Dans cette logique, certains médias revendiquent clairement leur vision. C’est le cas de plateformes comme celle-ci (21News), qui assume sa ligne éditoriale, ou encore de Limit, média militant orienté écologie. Même chose en France avec Mediapart, Mr Mondialisation, estampillés à gauche ou VA+ et Frontières à droite, voire d’extrême droite. Et dans cet écosystème, on voit émerger des comptes comme Alerte Infos sur X.com. Plus de 750.000 abonnés, une ligne éditoriale simple : relayer ce qui fait réagir, sans forcément produire de journalisme, sans mise en contexte, sans analyse.

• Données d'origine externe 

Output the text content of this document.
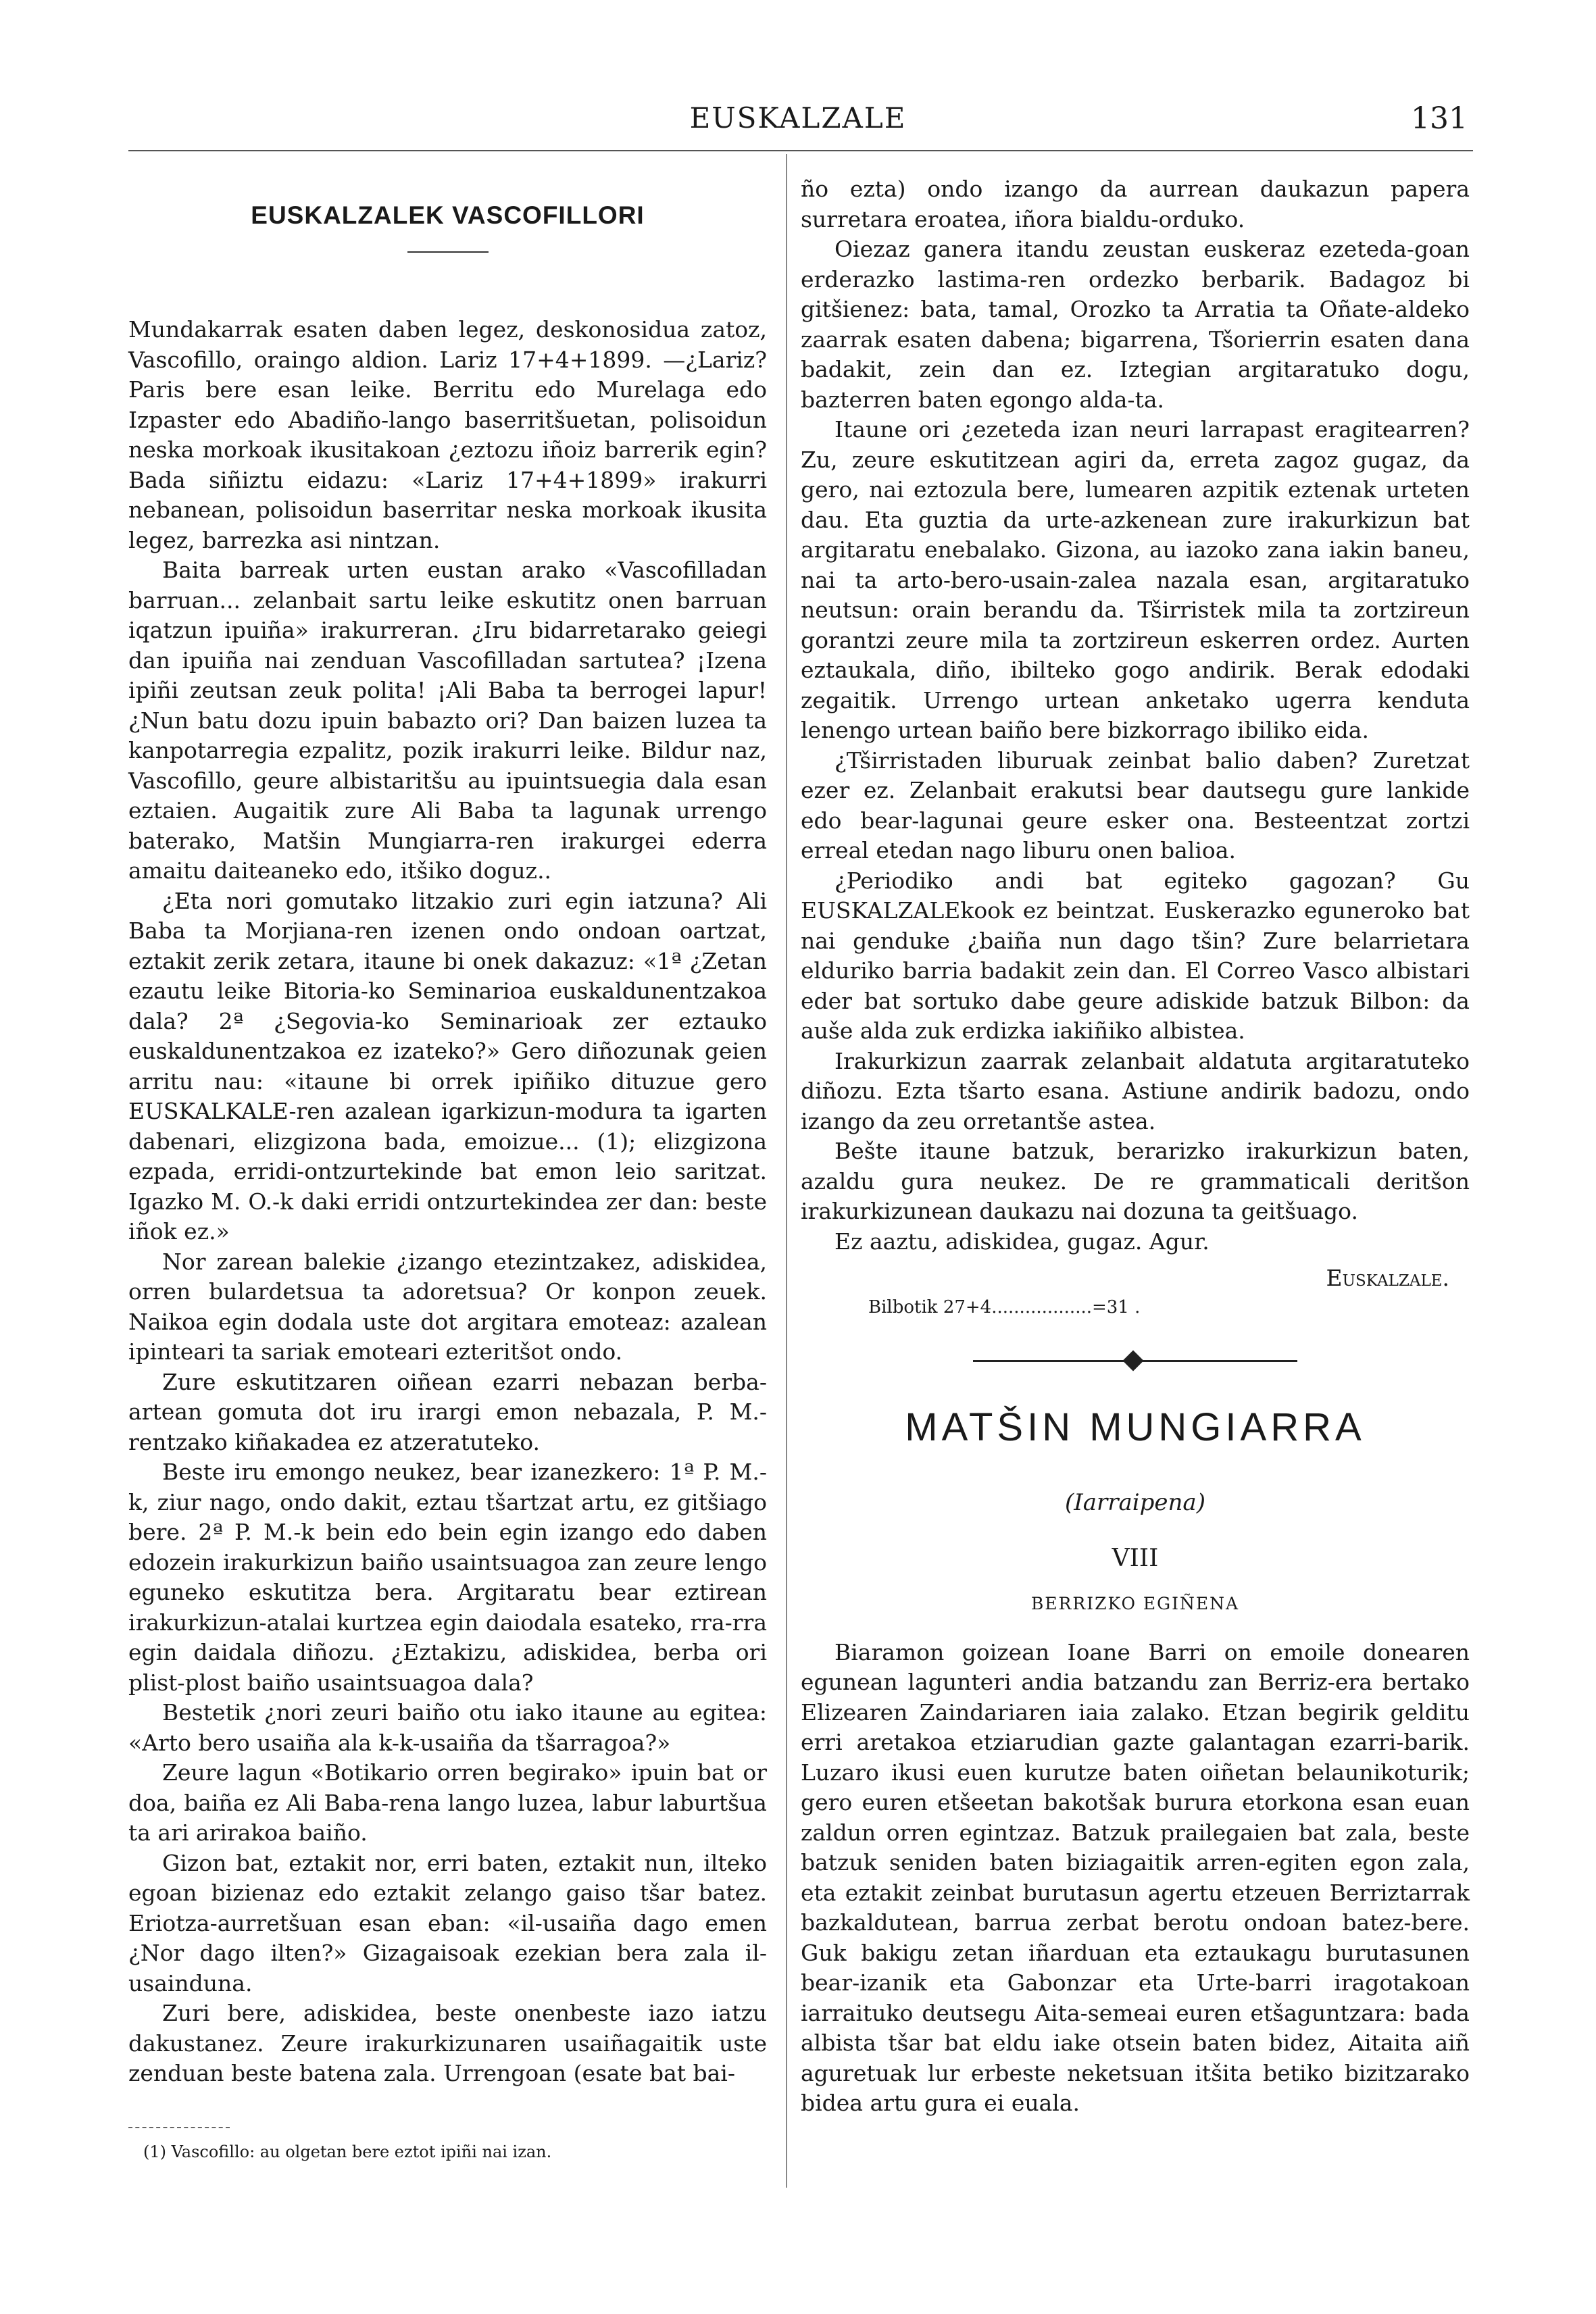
EUSKALZALE	131
EUSKALZALEK VASCOFILLORI

Mundakarrak esaten daben legez, deskonosidua zatoz, Vascofillo, oraingo aldion. Lariz 17+4+1899. —¿Lariz? Paris bere esan leike. Berritu edo Murelaga edo Izpaster edo Abadiño-lango baserritšuetan, polisoidun neska morkoak ikusitakoan ¿eztozu iñoiz barrerik egin? Bada siñiztu eidazu: «Lariz 17+4+1899» irakurri nebanean, polisoidun baserritar neska morkoak ikusita legez, barrezka asi nintzan.

Baita barreak urten eustan arako «Vascofilladan barruan... zelanbait sartu leike eskutitz onen barruan iqatzun ipuiña» irakurreran. ¿Iru bidarretarako geiegi dan ipuiña nai zenduan Vascofilladan sartutea? ¡Izena ipiñi zeutsan zeuk polita! ¡Ali Baba ta berrogei lapur! ¿Nun batu dozu ipuin babazto ori? Dan baizen luzea ta kanpotarregia ezpalitz, pozik irakurri leike. Bildur naz, Vascofillo, geure albistaritšu au ipuintsuegia dala esan eztaien. Augaitik zure Ali Baba ta lagunak urrengo baterako, Matšin Mungiarra-ren irakurgei ederra amaitu daiteaneko edo, itšiko doguz..

¿Eta nori gomutako litzakio zuri egin iatzuna? Ali Baba ta Morjiana-ren izenen ondo ondoan oartzat, eztakit zerik zetara, itaune bi onek dakazuz: «1ª ¿Zetan ezautu leike Bitoria-ko Seminarioa euskaldunentzakoa dala? 2ª ¿Segovia-ko Seminarioak zer eztauko euskaldunentzakoa ez izateko?» Gero diñozunak geien arritu nau: «itaune bi orrek ipiñiko dituzue gero EUSKALKALE-ren azalean igarkizun-modura ta igarten dabenari, elizgizona bada, emoizue... (1); elizgizona ezpada, erridi-ontzurtekinde bat emon leio saritzat. Igazko M. O.-k daki erridi ontzurtekindea zer dan: beste iñok ez.»

Nor zarean balekie ¿izango etezintzakez, adiskidea, orren bulardetsua ta adoretsua? Or konpon zeuek. Naikoa egin dodala uste dot argitara emoteaz: azalean ipinteari ta sariak emoteari ezteritšot ondo.

Zure eskutitzaren oiñean ezarri nebazan berba-artean gomuta dot iru irargi emon nebazala, P. M.-rentzako kiñakadea ez atzeratuteko.

Beste iru emongo neukez, bear izanezkero: 1ª P. M.-k, ziur nago, ondo dakit, eztau tšartzat artu, ez gitšiago bere. 2ª P. M.-k bein edo bein egin izango edo daben edozein irakurkizun baiño usaintsuagoa zan zeure lengo eguneko eskutitza bera. Argitaratu bear eztirean irakurkizun-atalai kurtzea egin daiodala esateko, rra-rra egin daidala diñozu. ¿Eztakizu, adiskidea, berba ori plist-plost baiño usaintsuagoa dala?

Bestetik ¿nori zeuri baiño otu iako itaune au egitea: «Arto bero usaiña ala k-k-usaiña da tšarragoa?»

Zeure lagun «Botikario orren begirako» ipuin bat or doa, baiña ez Ali Baba-rena lango luzea, labur laburtšua ta ari arirakoa baiño.

Gizon bat, eztakit nor, erri baten, eztakit nun, ilteko egoan bizienaz edo eztakit zelango gaiso tšar batez. Eriotza-aurretšuan esan eban: «il-usaiña dago emen ¿Nor dago ilten?» Gizagaisoak ezekian bera zala il-usainduna.

Zuri bere, adiskidea, beste onenbeste iazo iatzu dakustanez. Zeure irakurkizunaren usaiñagaitik uste zenduan beste batena zala. Urrengoan (esate bat bai-

(1) Vascofillo: au olgetan bere eztot ipiñi nai izan.

ño ezta) ondo izango da aurrean daukazun papera surretara eroatea, iñora bialdu-orduko.

Oiezaz ganera itandu zeustan euskeraz ezeteda-goan erderazko lastima-ren ordezko berbarik. Badagoz bi gitšienez: bata, tamal, Orozko ta Arratia ta Oñate-aldeko zaarrak esaten dabena; bigarrena, Tšorierrin esaten dana badakit, zein dan ez. Iztegian argitaratuko dogu, bazterren baten egongo alda-ta.

Itaune ori ¿ezeteda izan neuri larrapast eragitearren? Zu, zeure eskutitzean agiri da, erreta zagoz gugaz, da gero, nai eztozula bere, lumearen azpitik eztenak urteten dau. Eta guztia da urte-azkenean zure irakurkizun bat argitaratu enebalako. Gizona, au iazoko zana iakin baneu, nai ta arto-bero-usain-zalea nazala esan, argitaratuko neutsun: orain berandu da. Tširristek mila ta zortzireun gorantzi zeure mila ta zortzireun eskerren ordez. Aurten eztaukala, diño, ibilteko gogo andirik. Berak edodaki zegaitik. Urrengo urtean anketako ugerra kenduta lenengo urtean baiño bere bizkorrago ibiliko eida.

¿Tširristaden liburuak zeinbat balio daben? Zuretzat ezer ez. Zelanbait erakutsi bear dautsegu gure lankide edo bear-lagunai geure esker ona. Besteentzat zortzi erreal etedan nago liburu onen balioa.

¿Periodiko andi bat egiteko gagozan? Gu EUSKALZALEkook ez beintzat. Euskerazko eguneroko bat nai genduke ¿baiña nun dago tšin? Zure belarrietara elduriko barria badakit zein dan. El Correo Vasco albistari eder bat sortuko dabe geure adiskide batzuk Bilbon: da auše alda zuk erdizka iakiñiko albistea.

Irakurkizun zaarrak zelanbait aldatuta argitaratuteko diñozu. Ezta tšarto esana. Astiune andirik badozu, ondo izango da zeu orretantše astea.

Bešte itaune batzuk, berarizko irakurkizun baten, azaldu gura neukez. De re grammaticali deritšon irakurkizunean daukazu nai dozuna ta geitšuago.

Ez aaztu, adiskidea, gugaz. Agur.

Euskalzale.
Bilbotik 27+4..................=31 .
MATŠIN MUNGIARRA
(Iarraipena)
VIII
BERRIZKO EGIÑENA

Biaramon goizean Ioane Barri on emoile donearen egunean lagunteri andia batzandu zan Berriz-era bertako Elizearen Zaindariaren iaia zalako. Etzan begirik gelditu erri aretakoa etziarudian gazte galantagan ezarri-barik. Luzaro ikusi euen kurutze baten oiñetan belaunikoturik; gero euren etšeetan bakotšak burura etorkona esan euan zaldun orren egintzaz. Batzuk prailegaien bat zala, beste batzuk seniden baten biziagaitik arren-egiten egon zala, eta eztakit zeinbat burutasun agertu etzeuen Berriztarrak bazkaldutean, barrua zerbat berotu ondoan batez-bere. Guk bakigu zetan iñarduan eta eztaukagu burutasunen bear-izanik eta Gabonzar eta Urte-barri iragotakoan iarraituko deutsegu Aita-semeai euren etšaguntzara: bada albista tšar bat eldu iake otsein baten bidez, Aitaita aiñ aguretuak lur erbeste neketsuan itšita betiko bizitzarako bidea artu gura ei euala.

Il faut aussi parler du rôle croissant des influenceurs. Qu’on le veuille ou non, ils pèsent aujourd’hui sur l’opinion. Entre deux placements de produit, certains se transforment en commentateurs d’actualité, sans formation, sans déontologie journalistique, mais avec une audience qui dépasse parfois celle des médias classiques.
La question est là. Face à cette transformation, les médias traditionnels ont mis trop de temps à comprendre ce qui se passait. Certains ont sous-estimé la puissance des réseaux, l’impact des algorithmes, et surtout le changement radical des usages.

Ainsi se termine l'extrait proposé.